Histoire terminée ? Non. Ma grande sœur en a fait des cauchemars, pendant des années. Comme c'était un petit village, que les rumeurs allaient trop vites, elle a déménagé, dans un autre village où personne ne la connaissait, parce qu'elle avait honte.
Honte de pas s'être défendue, de pas être arrivée avec le visage tuméfié ou des cicatrices à montrer pour se justifier, pour être une victime qui aurait eu besoin d'aide, et non la catin du village.

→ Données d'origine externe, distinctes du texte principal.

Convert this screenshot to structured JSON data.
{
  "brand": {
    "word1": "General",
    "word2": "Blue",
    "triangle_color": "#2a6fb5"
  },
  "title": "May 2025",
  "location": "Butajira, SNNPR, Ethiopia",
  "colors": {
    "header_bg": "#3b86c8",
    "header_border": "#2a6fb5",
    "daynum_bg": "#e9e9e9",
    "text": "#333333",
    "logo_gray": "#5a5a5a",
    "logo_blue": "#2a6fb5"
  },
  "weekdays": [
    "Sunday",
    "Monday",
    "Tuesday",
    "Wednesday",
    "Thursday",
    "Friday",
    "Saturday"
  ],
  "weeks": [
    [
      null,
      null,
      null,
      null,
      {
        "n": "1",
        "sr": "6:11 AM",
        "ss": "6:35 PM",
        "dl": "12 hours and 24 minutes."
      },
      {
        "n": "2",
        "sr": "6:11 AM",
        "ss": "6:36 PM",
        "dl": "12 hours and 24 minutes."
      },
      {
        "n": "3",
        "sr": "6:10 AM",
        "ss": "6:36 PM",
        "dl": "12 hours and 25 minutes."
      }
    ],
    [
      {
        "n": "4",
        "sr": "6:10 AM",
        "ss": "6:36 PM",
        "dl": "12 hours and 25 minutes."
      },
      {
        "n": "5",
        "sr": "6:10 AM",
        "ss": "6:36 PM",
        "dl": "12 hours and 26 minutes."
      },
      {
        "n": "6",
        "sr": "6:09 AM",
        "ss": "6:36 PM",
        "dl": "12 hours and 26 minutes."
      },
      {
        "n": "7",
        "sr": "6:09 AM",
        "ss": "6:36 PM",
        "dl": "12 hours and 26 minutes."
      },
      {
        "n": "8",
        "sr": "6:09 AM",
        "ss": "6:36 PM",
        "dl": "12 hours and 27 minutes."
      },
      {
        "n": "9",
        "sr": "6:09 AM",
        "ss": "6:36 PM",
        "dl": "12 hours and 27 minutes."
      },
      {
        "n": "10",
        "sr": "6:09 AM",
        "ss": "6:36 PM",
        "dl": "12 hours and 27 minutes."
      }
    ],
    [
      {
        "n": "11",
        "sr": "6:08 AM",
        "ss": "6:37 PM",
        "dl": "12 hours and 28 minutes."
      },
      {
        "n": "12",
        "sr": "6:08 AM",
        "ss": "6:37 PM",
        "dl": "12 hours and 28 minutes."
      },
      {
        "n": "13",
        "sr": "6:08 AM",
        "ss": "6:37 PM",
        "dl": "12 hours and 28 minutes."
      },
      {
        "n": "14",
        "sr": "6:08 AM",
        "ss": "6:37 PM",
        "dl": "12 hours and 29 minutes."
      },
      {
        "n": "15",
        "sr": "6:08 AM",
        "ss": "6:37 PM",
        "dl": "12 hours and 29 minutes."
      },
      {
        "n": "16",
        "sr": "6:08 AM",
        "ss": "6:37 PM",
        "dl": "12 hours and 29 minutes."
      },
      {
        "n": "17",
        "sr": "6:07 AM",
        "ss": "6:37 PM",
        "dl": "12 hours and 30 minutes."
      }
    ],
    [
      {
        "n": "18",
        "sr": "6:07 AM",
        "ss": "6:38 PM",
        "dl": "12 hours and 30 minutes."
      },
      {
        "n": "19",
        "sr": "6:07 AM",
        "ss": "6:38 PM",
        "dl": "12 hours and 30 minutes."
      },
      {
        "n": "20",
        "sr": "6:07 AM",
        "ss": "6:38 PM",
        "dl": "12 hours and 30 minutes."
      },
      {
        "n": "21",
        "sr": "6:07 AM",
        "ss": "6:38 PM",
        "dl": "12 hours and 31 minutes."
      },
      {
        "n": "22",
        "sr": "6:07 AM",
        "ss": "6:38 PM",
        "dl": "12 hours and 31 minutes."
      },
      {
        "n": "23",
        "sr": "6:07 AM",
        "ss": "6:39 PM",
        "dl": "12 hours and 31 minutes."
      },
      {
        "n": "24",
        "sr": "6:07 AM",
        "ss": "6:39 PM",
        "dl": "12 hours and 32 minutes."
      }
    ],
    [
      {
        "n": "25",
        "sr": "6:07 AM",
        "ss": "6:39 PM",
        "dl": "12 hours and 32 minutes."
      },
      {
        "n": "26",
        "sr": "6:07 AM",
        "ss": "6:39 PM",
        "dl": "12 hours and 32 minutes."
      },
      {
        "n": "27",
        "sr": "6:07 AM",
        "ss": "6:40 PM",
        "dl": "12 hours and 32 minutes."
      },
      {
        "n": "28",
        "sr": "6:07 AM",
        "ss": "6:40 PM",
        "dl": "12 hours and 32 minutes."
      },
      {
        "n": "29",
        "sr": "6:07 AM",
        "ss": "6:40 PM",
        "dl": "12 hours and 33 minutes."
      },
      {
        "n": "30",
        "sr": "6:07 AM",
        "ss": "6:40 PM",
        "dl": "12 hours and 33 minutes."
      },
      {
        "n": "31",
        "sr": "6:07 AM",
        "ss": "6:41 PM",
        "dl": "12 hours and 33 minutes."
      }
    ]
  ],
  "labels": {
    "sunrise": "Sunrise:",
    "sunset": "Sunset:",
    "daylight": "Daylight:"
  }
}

Non. Elle a eu peur. Elle ne s'est pas défendue, parce qu'elle savait ce qu'elle risquait, parce qu'elle avait peur d'avoir un corps sali jusqu'à la fin de ses jours. Mais elle ne pensait pas qu'elle risquait de pas être cru. Elle pensait pas, qu'en tant que victime, on lui dirait, poliment bien sûr, mais... "Mythooooooo !"
Je sais tous ces détails, parce qu'après la police qui l'a bien questionnée, les gens qui l'ont rejeté, les collègues qui lui ont tourné le dos, le médecin qui était un ****... Il était hors de question pour elle qu'elle aille voir un psy, qui était pour elle du même accabit que "les autres". Et c'est moi qui ai joué le rôle de confidente, qui ai pris ses cauchemars sur les épaules, et sur l'esprit aussi, pour la rassurer.
Je m'éparpille peut être un peu. Je parle d'un peu tout là. Du système, des gens qui trouvent ça normal/inversent les rôles, et des victimes par "dommages collatéraux". Je ne me plains pas. J'ai été heureuse de pouvoir l'aider à se remettre. Mais j'aurai aimé qu'elle puisse recevoir une vraie aide spécialisée, qu'elle ne se soit pas sentie piégée et rejetée pour avoir été une victime.
Voilà, c'est mon premier post. Un peu grand, désolée. Mais je tenais à dire que ces situations, ça va parfois très, très loin. On la retrouve sur les réseaux sociaux. Dans la vie de tous les jours. Chez la maman qui dit à sa fille "va pas boire avec des garçons, tu vas te faire violer". Chez les gens qui vont dire "elle a bu, c'est sa faute". chez certains qui vont remettre en question les événements. L'acharnement quand on vit dans une petite communauté. Les gens qui tournent le dos, au moment où tu as besoin d'aide. Tout ça.